Timing of Warfarin Resumption After Subdural Hematoma with Stable Repeat Scans
For patients with subdural hematoma (SDH) and stable repeat scans, warfarin (Coumadin) should be restarted no earlier than 7-10 days after the initial hemorrhage, and only if there is a high risk of thromboembolism. 1
Risk Stratification Approach
The decision to restart warfarin after SDH requires careful consideration of both thrombotic and hemorrhagic risks:
High Thrombotic Risk Patients
- Mechanical heart valves
- Atrial fibrillation with CHA₂DS₂-VASc score ≥4
- Recent venous thromboembolism
- Left ventricular or left atrial thrombus
- History of thromboembolism with prior anticoagulation interruption 2
For these high-risk patients:
- Wait at least 7-10 days after SDH onset 1
- Confirm SDH stability or significant reduction on follow-up imaging
- Consider bridging with heparin initially 2
Moderate Thrombotic Risk Patients
- Wait 4-8 weeks after SDH onset
- Ensure complete SDH resolution on imaging
- Consider antiplatelet therapy instead of full anticoagulation 2
Low Thrombotic Risk Patients
- Consider permanent discontinuation of warfarin
- Switch to antiplatelet therapy if needed for other indications 2
Monitoring Requirements Before Resumption
Before restarting warfarin:
- Obtain follow-up imaging at 2-4 weeks to confirm SDH stability or resolution
- Perform weekly neurological assessments during the first month
- If resuming warfarin, maintain INR at the lower end of the therapeutic range 2
Important Considerations and Pitfalls
Location of SDH
Lobar SDHs may have a higher risk of recurrence with anticoagulation resumption compared to deep SDHs.
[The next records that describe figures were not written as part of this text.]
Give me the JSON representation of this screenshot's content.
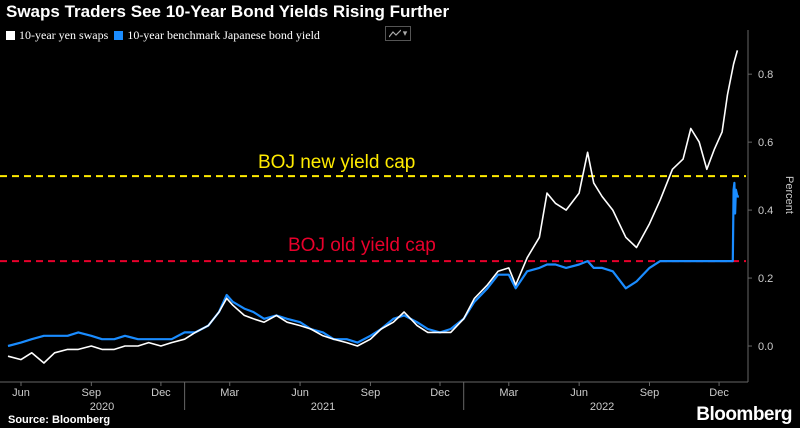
{
  "title": "Swaps Traders See 10-Year Bond Yields Rising Further",
  "legend": [
    {
      "label": "10-year yen swaps",
      "color": "#ffffff"
    },
    {
      "label": "10-year benchmark Japanese bond yield",
      "color": "#1a8cff"
    }
  ],
  "source": "Source: Bloomberg",
  "brand": "Bloomberg",
  "colors": {
    "background": "#000000",
    "axis": "#666666",
    "new_cap": "#ffeb00",
    "old_cap": "#e8002b"
  },
  "icons": {
    "chart_toggle": "line-chart-icon"
  },
  "chart_data": {
    "type": "line",
    "title": "Swaps Traders See 10-Year Bond Yields Rising Further",
    "ylabel": "Percent",
    "xlabel": "",
    "ylim": [
      -0.1,
      0.93
    ],
    "xlim": [
      "2020-05-15",
      "2022-12-31"
    ],
    "y_ticks": [
      0.0,
      0.2,
      0.4,
      0.6,
      0.8
    ],
    "y_tick_labels": [
      "0.0",
      "0.2",
      "0.4",
      "0.6",
      "0.8"
    ],
    "x_ticks": [
      {
        "date": "2020-06-01",
        "label": "Jun"
      },
      {
        "date": "2020-09-01",
        "label": "Sep"
      },
      {
        "date": "2020-12-01",
        "label": "Dec"
      },
      {
        "date": "2021-03-01",
        "label": "Mar"
      },
      {
        "date": "2021-06-01",
        "label": "Jun"
      },
      {
        "date": "2021-09-01",
        "label": "Sep"
      },
      {
        "date": "2021-12-01",
        "label": "Dec"
      },
      {
        "date": "2022-03-01",
        "label": "Mar"
      },
      {
        "date": "2022-06-01",
        "label": "Jun"
      },
      {
        "date": "2022-09-01",
        "label": "Sep"
      },
      {
        "date": "2022-12-01",
        "label": "Dec"
      }
    ],
    "x_year_labels": [
      {
        "date": "2020-09-15",
        "label": "2020"
      },
      {
        "date": "2021-07-01",
        "label": "2021"
      },
      {
        "date": "2022-07-01",
        "label": "2022"
      }
    ],
    "grid": false,
    "legend_position": "top-left",
    "annotations": [
      {
        "type": "hline",
        "y": 0.5,
        "label": "BOJ new yield cap",
        "color": "#ffeb00"
      },
      {
        "type": "hline",
        "y": 0.25,
        "label": "BOJ old yield cap",
        "color": "#e8002b"
      }
    ],
    "series": [
      {
        "name": "10-year yen swaps",
        "color": "#ffffff",
        "points": [
          [
            "2020-05-15",
            -0.03
          ],
          [
            "2020-06-01",
            -0.04
          ],
          [
            "2020-06-15",
            -0.02
          ],
          [
            "2020-07-01",
            -0.05
          ],
          [
            "2020-07-15",
            -0.02
          ],
          [
            "2020-08-01",
            -0.01
          ],
          [
            "2020-08-15",
            -0.01
          ],
          [
            "2020-09-01",
            0.0
          ],
          [
            "2020-09-15",
            -0.01
          ],
          [
            "2020-10-01",
            -0.01
          ],
          [
            "2020-10-15",
            0.0
          ],
          [
            "2020-11-01",
            0.0
          ],
          [
            "2020-11-15",
            0.01
          ],
          [
            "2020-12-01",
            0.0
          ],
          [
            "2020-12-15",
            0.01
          ],
          [
            "2021-01-01",
            0.02
          ],
          [
            "2021-01-15",
            0.04
          ],
          [
            "2021-02-01",
            0.06
          ],
          [
            "2021-02-15",
            0.1
          ],
          [
            "2021-02-25",
            0.14
          ],
          [
            "2021-03-05",
            0.12
          ],
          [
            "2021-03-20",
            0.09
          ],
          [
            "2021-04-01",
            0.08
          ],
          [
            "2021-04-15",
            0.07
          ],
          [
            "2021-05-01",
            0.09
          ],
          [
            "2021-05-15",
            0.07
          ],
          [
            "2021-06-01",
            0.06
          ],
          [
            "2021-06-15",
            0.05
          ],
          [
            "2021-07-01",
            0.03
          ],
          [
            "2021-07-15",
            0.02
          ],
          [
            "2021-08-01",
            0.01
          ],
          [
            "2021-08-15",
            0.0
          ],
          [
            "2021-09-01",
            0.02
          ],
          [
            "2021-09-15",
            0.05
          ],
          [
            "2021-10-01",
            0.07
          ],
          [
            "2021-10-15",
            0.1
          ],
          [
            "2021-11-01",
            0.06
          ],
          [
            "2021-11-15",
            0.04
          ],
          [
            "2021-12-01",
            0.04
          ],
          [
            "2021-12-15",
            0.04
          ],
          [
            "2022-01-01",
            0.08
          ],
          [
            "2022-01-15",
            0.14
          ],
          [
            "2022-02-01",
            0.18
          ],
          [
            "2022-02-15",
            0.22
          ],
          [
            "2022-03-01",
            0.23
          ],
          [
            "2022-03-10",
            0.18
          ],
          [
            "2022-03-25",
            0.26
          ],
          [
            "2022-04-10",
            0.32
          ],
          [
            "2022-04-20",
            0.45
          ],
          [
            "2022-05-01",
            0.42
          ],
          [
            "2022-05-15",
            0.4
          ],
          [
            "2022-06-01",
            0.45
          ],
          [
            "2022-06-12",
            0.57
          ],
          [
            "2022-06-20",
            0.48
          ],
          [
            "2022-07-01",
            0.44
          ],
          [
            "2022-07-15",
            0.4
          ],
          [
            "2022-08-01",
            0.32
          ],
          [
            "2022-08-15",
            0.29
          ],
          [
            "2022-09-01",
            0.36
          ],
          [
            "2022-09-15",
            0.43
          ],
          [
            "2022-10-01",
            0.52
          ],
          [
            "2022-10-15",
            0.55
          ],
          [
            "2022-10-25",
            0.64
          ],
          [
            "2022-11-05",
            0.6
          ],
          [
            "2022-11-15",
            0.52
          ],
          [
            "2022-11-25",
            0.58
          ],
          [
            "2022-12-05",
            0.63
          ],
          [
            "2022-12-12",
            0.74
          ],
          [
            "2022-12-20",
            0.83
          ],
          [
            "2022-12-25",
            0.87
          ]
        ]
      },
      {
        "name": "10-year benchmark Japanese bond yield",
        "color": "#1a8cff",
        "points": [
          [
            "2020-05-15",
            0.0
          ],
          [
            "2020-06-01",
            0.01
          ],
          [
            "2020-06-15",
            0.02
          ],
          [
            "2020-07-01",
            0.03
          ],
          [
            "2020-07-15",
            0.03
          ],
          [
            "2020-08-01",
            0.03
          ],
          [
            "2020-08-15",
            0.04
          ],
          [
            "2020-09-01",
            0.03
          ],
          [
            "2020-09-15",
            0.02
          ],
          [
            "2020-10-01",
            0.02
          ],
          [
            "2020-10-15",
            0.03
          ],
          [
            "2020-11-01",
            0.02
          ],
          [
            "2020-11-15",
            0.02
          ],
          [
            "2020-12-01",
            0.02
          ],
          [
            "2020-12-15",
            0.02
          ],
          [
            "2021-01-01",
            0.04
          ],
          [
            "2021-01-15",
            0.04
          ],
          [
            "2021-02-01",
            0.06
          ],
          [
            "2021-02-15",
            0.1
          ],
          [
            "2021-02-25",
            0.15
          ],
          [
            "2021-03-05",
            0.13
          ],
          [
            "2021-03-20",
            0.11
          ],
          [
            "2021-04-01",
            0.1
          ],
          [
            "2021-04-15",
            0.08
          ],
          [
            "2021-05-01",
            0.09
          ],
          [
            "2021-05-15",
            0.08
          ],
          [
            "2021-06-01",
            0.07
          ],
          [
            "2021-06-15",
            0.05
          ],
          [
            "2021-07-01",
            0.04
          ],
          [
            "2021-07-15",
            0.02
          ],
          [
            "2021-08-01",
            0.02
          ],
          [
            "2021-08-15",
            0.01
          ],
          [
            "2021-09-01",
            0.03
          ],
          [
            "2021-09-15",
            0.05
          ],
          [
            "2021-10-01",
            0.08
          ],
          [
            "2021-10-15",
            0.09
          ],
          [
            "2021-11-01",
            0.07
          ],
          [
            "2021-11-15",
            0.05
          ],
          [
            "2021-12-01",
            0.04
          ],
          [
            "2021-12-15",
            0.05
          ],
          [
            "2022-01-01",
            0.08
          ],
          [
            "2022-01-15",
            0.13
          ],
          [
            "2022-02-01",
            0.17
          ],
          [
            "2022-02-15",
            0.21
          ],
          [
            "2022-03-01",
            0.21
          ],
          [
            "2022-03-10",
            0.17
          ],
          [
            "2022-03-25",
            0.22
          ],
          [
            "2022-04-10",
            0.23
          ],
          [
            "2022-04-20",
            0.24
          ],
          [
            "2022-05-01",
            0.24
          ],
          [
            "2022-05-15",
            0.23
          ],
          [
            "2022-06-01",
            0.24
          ],
          [
            "2022-06-12",
            0.25
          ],
          [
            "2022-06-20",
            0.23
          ],
          [
            "2022-07-01",
            0.23
          ],
          [
            "2022-07-15",
            0.22
          ],
          [
            "2022-08-01",
            0.17
          ],
          [
            "2022-08-15",
            0.19
          ],
          [
            "2022-09-01",
            0.23
          ],
          [
            "2022-09-15",
            0.25
          ],
          [
            "2022-10-01",
            0.25
          ],
          [
            "2022-10-15",
            0.25
          ],
          [
            "2022-10-25",
            0.25
          ],
          [
            "2022-11-05",
            0.25
          ],
          [
            "2022-11-15",
            0.25
          ],
          [
            "2022-11-25",
            0.25
          ],
          [
            "2022-12-05",
            0.25
          ],
          [
            "2022-12-15",
            0.25
          ],
          [
            "2022-12-19",
            0.25
          ],
          [
            "2022-12-20",
            0.46
          ],
          [
            "2022-12-21",
            0.48
          ],
          [
            "2022-12-22",
            0.39
          ],
          [
            "2022-12-23",
            0.46
          ],
          [
            "2022-12-25",
            0.44
          ],
          [
            "2022-12-27",
            0.44
          ]
        ]
      }
    ]
  }
}
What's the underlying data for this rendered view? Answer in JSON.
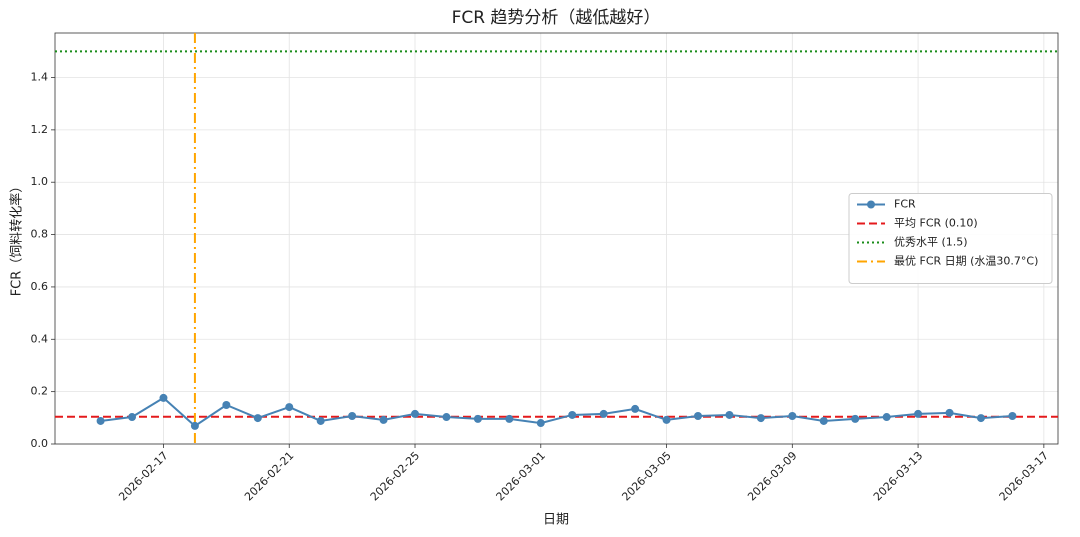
{
  "chart_data": {
    "type": "line",
    "title": "FCR 趋势分析（越低越好）",
    "x_label": "日期",
    "y_label": "FCR（饲料转化率）",
    "x": [
      "2026-02-15",
      "2026-02-16",
      "2026-02-17",
      "2026-02-18",
      "2026-02-19",
      "2026-02-20",
      "2026-02-21",
      "2026-02-22",
      "2026-02-23",
      "2026-02-24",
      "2026-02-25",
      "2026-02-26",
      "2026-02-27",
      "2026-02-28",
      "2026-03-01",
      "2026-03-02",
      "2026-03-03",
      "2026-03-04",
      "2026-03-05",
      "2026-03-06",
      "2026-03-07",
      "2026-03-08",
      "2026-03-09",
      "2026-03-10",
      "2026-03-11",
      "2026-03-12",
      "2026-03-13",
      "2026-03-14",
      "2026-03-15",
      "2026-03-16"
    ],
    "series": [
      {
        "name": "FCR",
        "color": "#4682b4",
        "values": [
          0.088,
          0.103,
          0.176,
          0.069,
          0.149,
          0.099,
          0.141,
          0.088,
          0.107,
          0.092,
          0.115,
          0.103,
          0.096,
          0.096,
          0.08,
          0.111,
          0.115,
          0.134,
          0.092,
          0.107,
          0.111,
          0.099,
          0.107,
          0.088,
          0.096,
          0.103,
          0.115,
          0.119,
          0.099,
          0.107
        ]
      }
    ],
    "reference_lines": [
      {
        "name": "平均 FCR (0.10)",
        "value": 0.104,
        "color": "#e41a1c",
        "style": "dashed"
      },
      {
        "name": "优秀水平 (1.5)",
        "value": 1.5,
        "color": "#1a8c1a",
        "style": "dotted"
      },
      {
        "name": "最优 FCR 日期 (水温30.7°C)",
        "x": "2026-02-18",
        "color": "#ffa500",
        "style": "dashdot"
      }
    ],
    "xlim": [
      "2026-02-13T13:12:00Z",
      "2026-03-17T10:48:00Z"
    ],
    "xticks": [
      "2026-02-17",
      "2026-02-21",
      "2026-02-25",
      "2026-03-01",
      "2026-03-05",
      "2026-03-09",
      "2026-03-13",
      "2026-03-17"
    ],
    "ylim": [
      0,
      1.57
    ],
    "yticks": [
      {
        "value": 0,
        "label": "0.0"
      },
      0.2,
      0.4,
      0.6,
      0.8,
      {
        "value": 1,
        "label": "1.0"
      },
      1.2,
      1.4
    ],
    "grid": true,
    "legend": "center right"
  }
}
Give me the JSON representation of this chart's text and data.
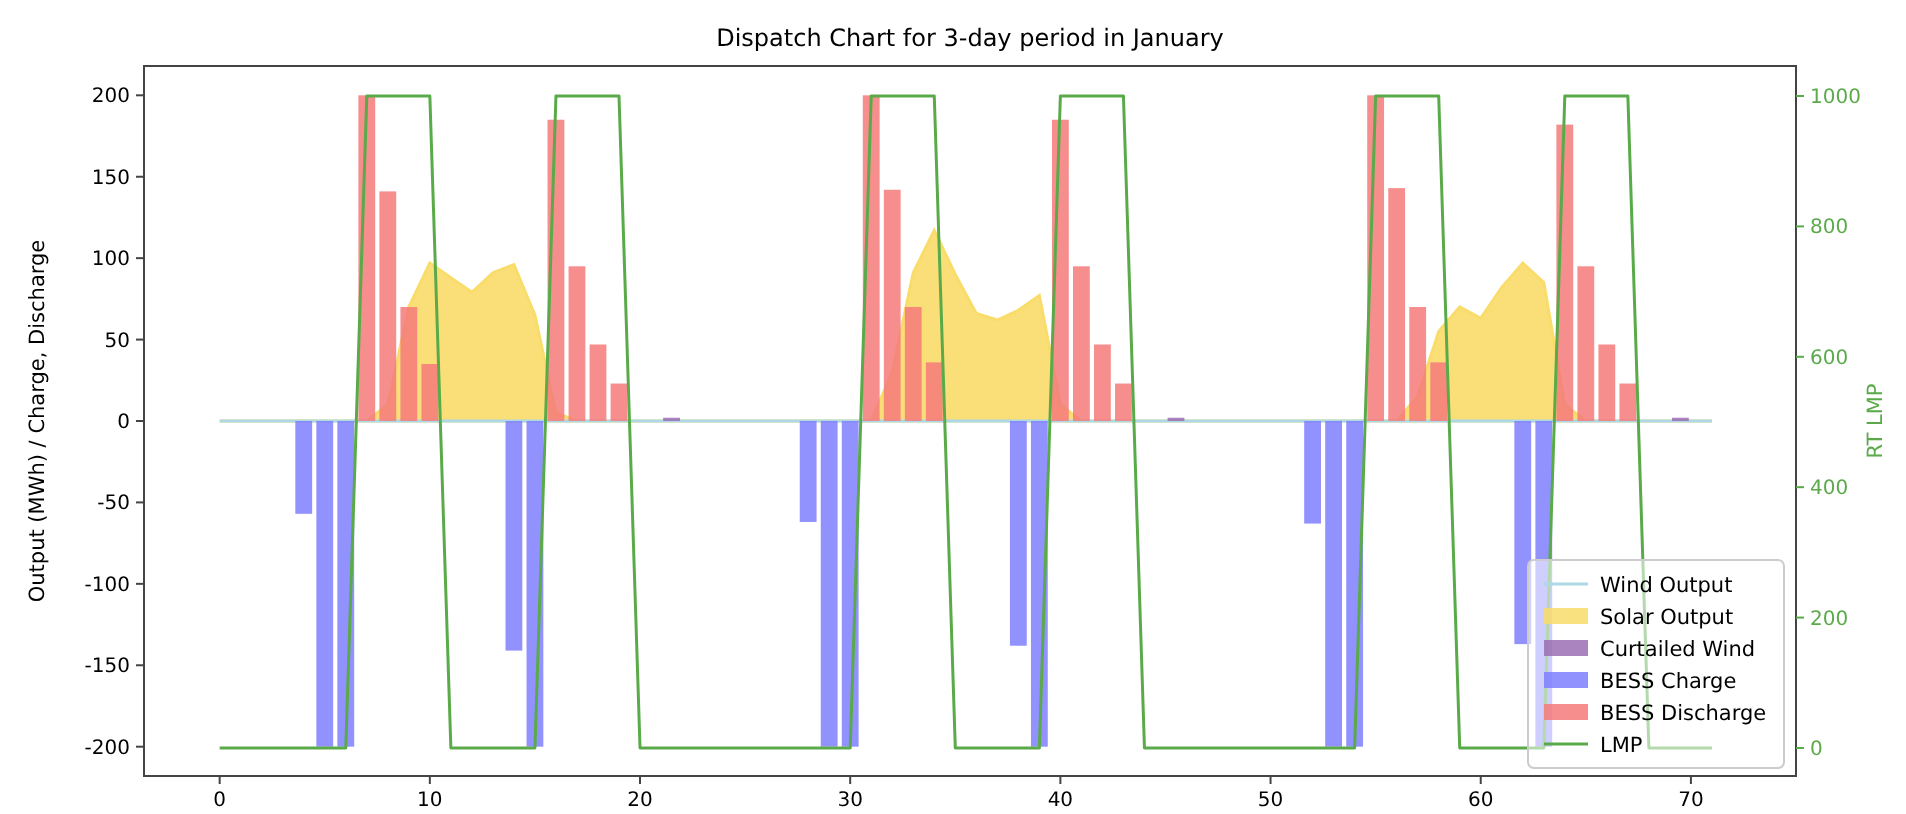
{
  "chart_data": {
    "type": "bar",
    "title": "Dispatch Chart for 3-day period in January",
    "ylabel": "Output (MWh) / Charge, Discharge",
    "y2label": "RT LMP",
    "xlim": [
      -3.6,
      75
    ],
    "xticks": [
      0,
      10,
      20,
      30,
      40,
      50,
      60,
      70
    ],
    "ylim": [
      -218,
      218
    ],
    "yticks": [
      -200,
      -150,
      -100,
      -50,
      0,
      50,
      100,
      150,
      200
    ],
    "y2lim": [
      -43,
      1046
    ],
    "y2ticks": [
      0,
      200,
      400,
      600,
      800,
      1000
    ],
    "grid": false,
    "legend": "bottom right",
    "series": [
      {
        "name": "Wind Output",
        "type": "line",
        "color": "#add8e6",
        "x": [
          0,
          71
        ],
        "values": [
          0,
          0
        ]
      },
      {
        "name": "Solar Output",
        "type": "area",
        "color": "#f9dc6a",
        "x": [
          0,
          7,
          8,
          9,
          10,
          11,
          12,
          13,
          14,
          15,
          16,
          17,
          31,
          32,
          33,
          34,
          35,
          36,
          37,
          38,
          39,
          40,
          41,
          56,
          57,
          58,
          59,
          60,
          61,
          62,
          63,
          64,
          65,
          71
        ],
        "values": [
          0,
          0,
          10,
          70,
          97,
          88,
          79,
          91,
          96,
          65,
          5,
          0,
          0,
          30,
          91,
          117,
          90,
          66,
          62,
          68,
          77,
          10,
          0,
          0,
          15,
          55,
          70,
          63,
          82,
          97,
          85,
          10,
          0,
          0
        ]
      },
      {
        "name": "Curtailed Wind",
        "type": "bar",
        "color": "#9b6fb3",
        "x": [
          21.5,
          45.5,
          69.5
        ],
        "values": [
          2,
          2,
          2
        ]
      },
      {
        "name": "BESS Charge",
        "type": "bar",
        "color": "#7f7fff",
        "x": [
          4,
          5,
          6,
          14,
          15,
          28,
          29,
          30,
          38,
          39,
          52,
          53,
          54,
          62,
          63
        ],
        "values": [
          -57,
          -200,
          -200,
          -141,
          -200,
          -62,
          -200,
          -200,
          -138,
          -200,
          -63,
          -200,
          -200,
          -137,
          -200
        ]
      },
      {
        "name": "BESS Discharge",
        "color": "#f47a7a",
        "x": [
          7,
          8,
          9,
          10,
          16,
          17,
          18,
          19,
          31,
          32,
          33,
          34,
          40,
          41,
          42,
          43,
          55,
          56,
          57,
          58,
          64,
          65,
          66,
          67
        ],
        "values": [
          200,
          141,
          70,
          35,
          185,
          95,
          47,
          23,
          200,
          142,
          70,
          36,
          185,
          95,
          47,
          23,
          200,
          143,
          70,
          36,
          182,
          95,
          47,
          23
        ]
      },
      {
        "name": "LMP",
        "type": "line",
        "axis": "y2",
        "color": "#5aaa4a",
        "x": [
          0,
          6,
          7,
          10,
          11,
          15,
          16,
          19,
          20,
          30,
          31,
          34,
          35,
          39,
          40,
          43,
          44,
          54,
          55,
          58,
          59,
          63,
          64,
          67,
          68,
          71
        ],
        "values": [
          0,
          0,
          1000,
          1000,
          0,
          0,
          1000,
          1000,
          0,
          0,
          1000,
          1000,
          0,
          0,
          1000,
          1000,
          0,
          0,
          1000,
          1000,
          0,
          0,
          1000,
          1000,
          0,
          0
        ]
      }
    ]
  }
}
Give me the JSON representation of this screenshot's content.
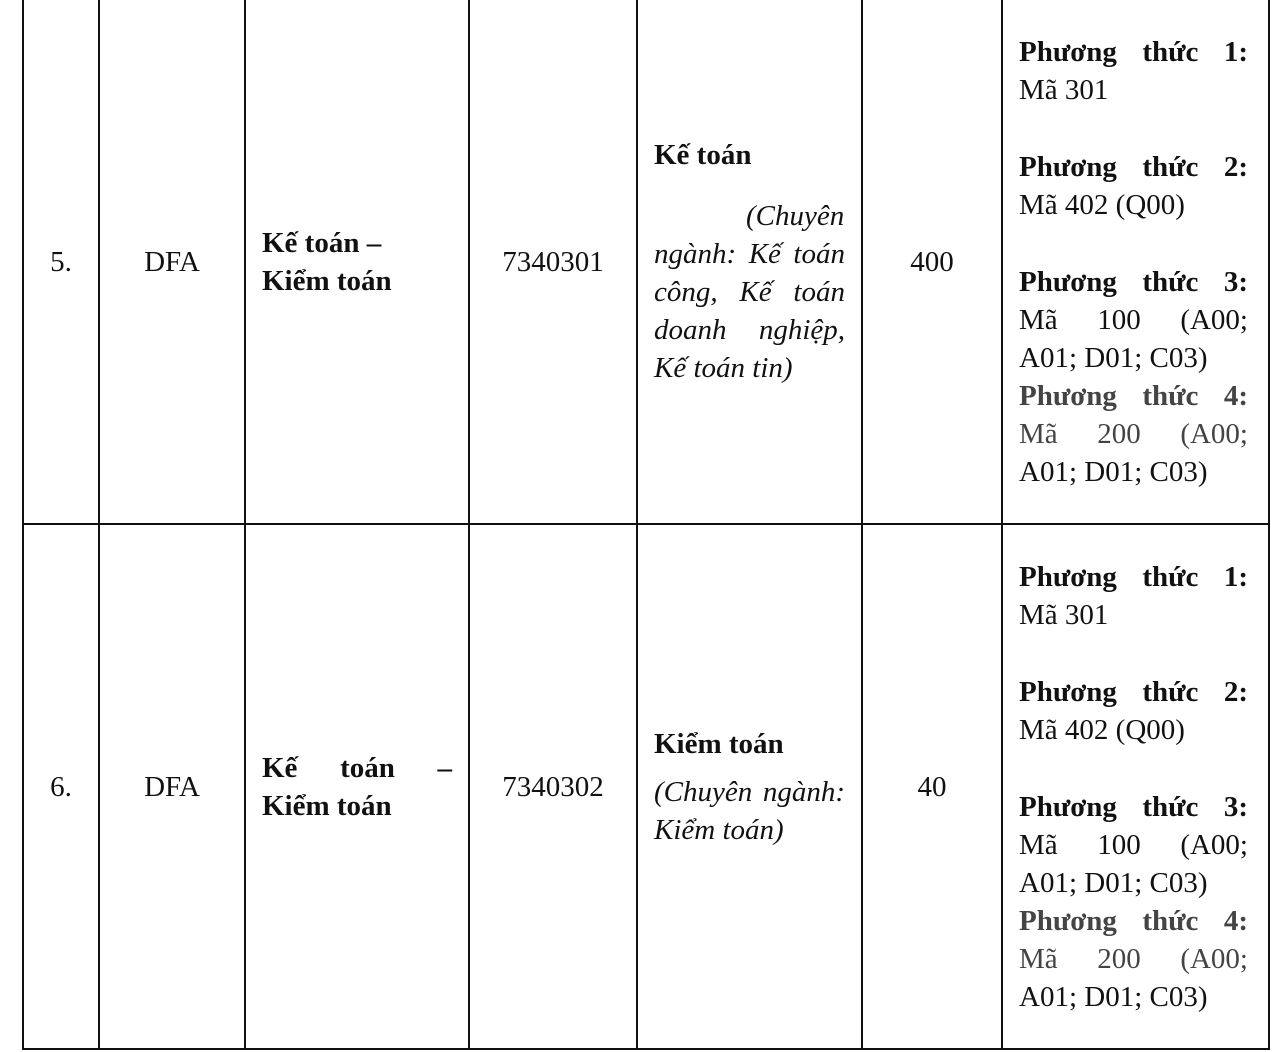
{
  "rows": [
    {
      "stt": "5.",
      "school_code": "DFA",
      "major_group_line1": "Kế toán –",
      "major_group_line2": "Kiểm toán",
      "major_code": "7340301",
      "major_title": "Kế toán",
      "major_desc": "(Chuyên ngành: Kế toán công, Kế toán doanh nghiệp, Kế toán tin)",
      "quota": "400",
      "methods": [
        {
          "label": "Phương thức 1:",
          "value_line1": "Mã 301",
          "value_line2": ""
        },
        {
          "label": "Phương thức 2:",
          "value_line1": "Mã 402 (Q00)",
          "value_line2": ""
        },
        {
          "label": "Phương thức 3:",
          "value_line1": "Mã 100 (A00;",
          "value_line2": "A01; D01; C03)"
        },
        {
          "label": "Phương thức 4:",
          "value_line1": "Mã 200 (A00;",
          "value_line2": "A01; D01; C03)"
        }
      ]
    },
    {
      "stt": "6.",
      "school_code": "DFA",
      "major_group_line1": "Kế toán –",
      "major_group_line2": "Kiểm toán",
      "major_code": "7340302",
      "major_title": "Kiểm toán",
      "major_desc": "(Chuyên ngành: Kiểm toán)",
      "quota": "40",
      "methods": [
        {
          "label": "Phương thức 1:",
          "value_line1": "Mã 301",
          "value_line2": ""
        },
        {
          "label": "Phương thức 2:",
          "value_line1": "Mã 402 (Q00)",
          "value_line2": ""
        },
        {
          "label": "Phương thức 3:",
          "value_line1": "Mã 100 (A00;",
          "value_line2": "A01; D01; C03)"
        },
        {
          "label": "Phương thức 4:",
          "value_line1": "Mã 200 (A00;",
          "value_line2": "A01; D01; C03)"
        }
      ]
    }
  ],
  "colors": {
    "text": "#111111",
    "method4_text": "#444444",
    "border": "#111111"
  }
}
A decision analysis showed that elderly patients with lobar hemorrhages had worse outcomes with warfarin continuation 1.
Age and Comorbidities
- Elderly patients (≥75 years) have increased risk of SDH recurrence 3
- Chronic kidney disease increases bleeding risk and warrants longer anticoagulation-free periods (at least 4 weeks) 2
SDH Characteristics
- Larger SDH (≥25mm) is associated with higher recurrence risk 3
- Residual SDH significantly increases rebleeding risk (up to 41.2% with residual SDH, and 62.5% with large residual SDH) 4
Evidence on Recurrence and Thromboembolic Risk
Studies show varying outcomes regarding anticoagulation resumption:
In patients with high thromboembolic risk, early warfarin resumption (3 days after surgery) showed a 15.8% SDH recurrence rate, which is comparable to the recurrence rate of ordinary SDHs 3
A systematic review found that patients restarted on anticoagulation had an 11.1% recurrence rate versus 22.2% in those not restarted on anticoagulation. Thromboembolic events occurred in 2.2% of those restarted versus none in the control group 5
Most recurrences and thromboembolic events occurred within the first 4 weeks after initial surgical evacuation 5
Alternative Approaches
For patients with both high bleeding and thrombotic risks, consider:
- Middle meningeal artery embolization as an adjunct therapy before anticoagulation resumption 6
- Left atrial appendage closure for patients with atrial fibrillation 2
Conclusion
The timing of warfarin resumption after SDH requires balancing thromboembolic and rebleeding risks. For patients with high thrombotic risk, resumption at 7-10 days may be reasonable if repeat scans show stability. For others, waiting 4-8 weeks or until complete resolution is safer, especially in elderly patients or those with large or residual SDHs.